Cenaze törenine, hayranlarının yanı sıra dostları ve müzisyenler katıldı.
Bir süre önce ağır bir ameliyat geçiren ve çenesinin bir kısmı sağ tarafından çıkarılarak, ayağından bir parça yerine konulan Beytocan, konuşmakta güçlük geçiyordu.
Sanatçı salı günü (12 Eylül) 32 yıldır yaşadığı İsveç’te hayatını kaybetmişti.
Öte yandan Stockholm’deki törenin yanı sıra ailesi, Diyarbakır Diclekent’teki Bediüzzaman Cami Yasevi’nde taziyeleri kabul edecek.
12 Eylül darbesinde tutuklandı
1955 yılında Diyarbakır'ın Silvan ilçesinde dünyaya gelen Beytocan, 12 Eylül 1980 askeri darbesi sırasında tutuklandı ve 15 yıl hapse mahkum edildi. 6,5 yıl cezaevinde kaldı ve 1987 yılında tahliye edildi.
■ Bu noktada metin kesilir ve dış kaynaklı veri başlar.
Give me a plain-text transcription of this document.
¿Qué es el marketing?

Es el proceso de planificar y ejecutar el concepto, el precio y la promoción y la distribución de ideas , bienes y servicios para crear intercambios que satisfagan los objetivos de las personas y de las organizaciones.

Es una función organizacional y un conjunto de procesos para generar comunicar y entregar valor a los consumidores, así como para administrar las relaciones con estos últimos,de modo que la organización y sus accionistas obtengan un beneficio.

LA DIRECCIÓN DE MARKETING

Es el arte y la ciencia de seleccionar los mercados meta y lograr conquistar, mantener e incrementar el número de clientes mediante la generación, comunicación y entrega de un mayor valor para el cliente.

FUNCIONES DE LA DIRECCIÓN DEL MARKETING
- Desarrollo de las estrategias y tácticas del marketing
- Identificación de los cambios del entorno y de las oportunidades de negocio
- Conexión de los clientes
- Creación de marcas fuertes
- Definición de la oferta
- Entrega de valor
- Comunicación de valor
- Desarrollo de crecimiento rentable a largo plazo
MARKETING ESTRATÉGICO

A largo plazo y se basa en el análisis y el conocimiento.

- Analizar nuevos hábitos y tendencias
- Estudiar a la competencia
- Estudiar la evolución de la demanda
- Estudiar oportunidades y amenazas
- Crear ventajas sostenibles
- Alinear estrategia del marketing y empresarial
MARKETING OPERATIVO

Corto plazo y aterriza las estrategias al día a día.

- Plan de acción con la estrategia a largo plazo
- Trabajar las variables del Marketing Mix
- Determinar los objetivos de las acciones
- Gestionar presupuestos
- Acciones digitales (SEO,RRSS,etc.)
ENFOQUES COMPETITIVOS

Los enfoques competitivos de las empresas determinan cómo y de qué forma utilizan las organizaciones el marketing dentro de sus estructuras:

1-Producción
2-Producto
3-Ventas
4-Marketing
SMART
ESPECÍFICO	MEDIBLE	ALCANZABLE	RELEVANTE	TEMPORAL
Cezaevinden çıktıktan sonra, İstanbul'da müzik hayatına başlayan Beytocan, Orhan Gencebay ve Selami Şahin gibi isimlerle çalıştı.
Beytocan, 1990 yılında ilk müzik kasetini çıkarırken, bir yıl sonra 1991'de İsveç'e göç etmek zorunda kaldı.
23 yıl sonra 2014'te Diyarbakır'a döndü.
Beytocan İsveç'e neden gittiğini şu sözlerle anlatmıştı: "Birileri öyle olsun istedi, bize kıyabilirlerdi, zaten onu söylediler. O zaman eşim ve bir çocuğum vardı. 'En iyisi gideyim' dedim. Memleketimden kaçmadım, zorladılar beni. Arkadaşım Ahmet Kaya da kaçmadı ki onu da zorladılar. Yoksa insan ülkesinden niye kaçsın ki?"
Beytocan, "Bîst û Yekê Adarê" dışında "Axîna te Nalîna min", "Te nadin min" û "Etûna Dilê Min" albümlerini çıkardı.
Beytocan'ın "Bîst û Yekê Adarê albümünde yer alan 'Yan mirin yan Diyarbekir' şarkısı 2003 yılında Türkiye'de yasaklandı.